Program: Oral and Poster Abstracts
Session: 618. Acute Lymphoblastic Leukemia: Biology, Cytogenetics, and Molecular Markers in Diagnosis and Prognosis: Poster I
Hematology Disease Topics & Pathways:
Leukemia, ALL, Diseases, cell regulation, Biological Processes, Lymphoid Malignancies, pathways, signal transduction
Session: 618. Acute Lymphoblastic Leukemia: Biology, Cytogenetics, and Molecular Markers in Diagnosis and Prognosis: Poster I
Hematology Disease Topics & Pathways:
Leukemia, ALL, Diseases, cell regulation, Biological Processes, Lymphoid Malignancies, pathways, signal transduction
Saturday, December 5, 2020, 7:00 AM-3:30 PM
Mutations on NOTCH1 gene are the most commonly found mutations in T-cell acute lymphoblastic leukemia (T-ALL) and they are reported to be favorable indicators for T-ALL patients’ prognosis. However, the effects of activating NOTCH1 mutations on T-ALL’s chemosensitivity have not been studied. We reported that NOTCH1 inhibition by γ-secretase inhibitors or shRNA knockdown in MOLT-3 cells could reduce the T-ALL cells’ sensitivity to chemotherapeutic drugs. However, this effect was absent in Jurkat and CUTLL cells. We further demonstrated that NOTCH1 inhibition could activate the PI3K-AKT pathway in a cell specific pattern similar as their effects on chemosensitivity. RNA-seq revealed that Phosphatidylinositol-3,4,5-Trisphosphate Dependent Rac Exchange Factor 2 (PREX2) is a target gene of NOTCH1 and may mediate the effects of activating NOTCH1 mutations on chemosensitivity.
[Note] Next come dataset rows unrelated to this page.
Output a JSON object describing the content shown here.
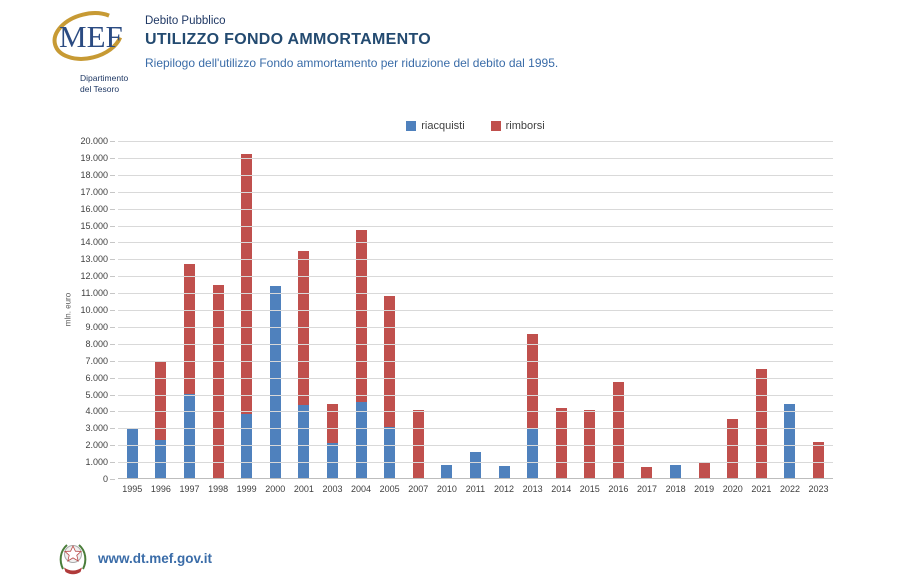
{
  "header": {
    "logo": {
      "acronym": "MEF",
      "department_line1": "Dipartimento",
      "department_line2": "del Tesoro"
    },
    "kicker": "Debito Pubblico",
    "title": "UTILIZZO FONDO AMMORTAMENTO",
    "subtitle": "Riepilogo dell'utilizzo Fondo ammortamento per riduzione del debito dal 1995."
  },
  "chart_data": {
    "type": "bar",
    "stacked": true,
    "title": "",
    "ylabel": "mln. euro",
    "ylim": [
      0,
      20000
    ],
    "ytick_step": 1000,
    "grid": true,
    "legend_position": "top",
    "yticks": [
      "20.000",
      "19.000",
      "18.000",
      "17.000",
      "16.000",
      "15.000",
      "14.000",
      "13.000",
      "12.000",
      "11.000",
      "10.000",
      "9.000",
      "8.000",
      "7.000",
      "6.000",
      "5.000",
      "4.000",
      "3.000",
      "2.000",
      "1.000",
      "0"
    ],
    "categories": [
      "1995",
      "1996",
      "1997",
      "1998",
      "1999",
      "2000",
      "2001",
      "2003",
      "2004",
      "2005",
      "2007",
      "2010",
      "2011",
      "2012",
      "2013",
      "2014",
      "2015",
      "2016",
      "2017",
      "2018",
      "2019",
      "2020",
      "2021",
      "2022",
      "2023"
    ],
    "series": [
      {
        "name": "riacquisti",
        "color": "#4F81BD",
        "values": [
          2900,
          2250,
          4950,
          0,
          3800,
          11350,
          4300,
          2100,
          4500,
          3000,
          0,
          770,
          1520,
          730,
          2950,
          0,
          0,
          0,
          0,
          750,
          0,
          0,
          0,
          4400,
          0
        ]
      },
      {
        "name": "rimborsi",
        "color": "#C0504D",
        "values": [
          0,
          4650,
          7700,
          11400,
          15400,
          0,
          9150,
          2300,
          10200,
          7800,
          4050,
          0,
          0,
          0,
          5550,
          4150,
          4000,
          5700,
          650,
          0,
          900,
          3500,
          6450,
          0,
          2150
        ]
      }
    ]
  },
  "footer": {
    "url": "www.dt.mef.gov.it",
    "emblem_icon": "italy-emblem-icon"
  },
  "colors": {
    "bar_blue": "#4F81BD",
    "bar_red": "#C0504D",
    "gridline": "#D9D9D9",
    "header_navy": "#1F3864",
    "title_navy": "#234A70",
    "subtitle_blue": "#3A6CA8",
    "logo_gold": "#C79A34"
  }
}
Consistently, we proved that overexpression of PREX2 could mimic the effects of NOTCH1 inhibition on chemosensitivity. Our study has highlighted the effects of activating NOTCH1 mutations on T-ALL’s chemosensitivity by altering PREX2-AKT pathway, which may explain the favorable effects of NOTCH1 mutations on T-ALL patients’ prognosis, as well as provided potential targets to alter T-ALL cells’ chemosensitivity.
Disclosures: No relevant conflicts of interest to declare.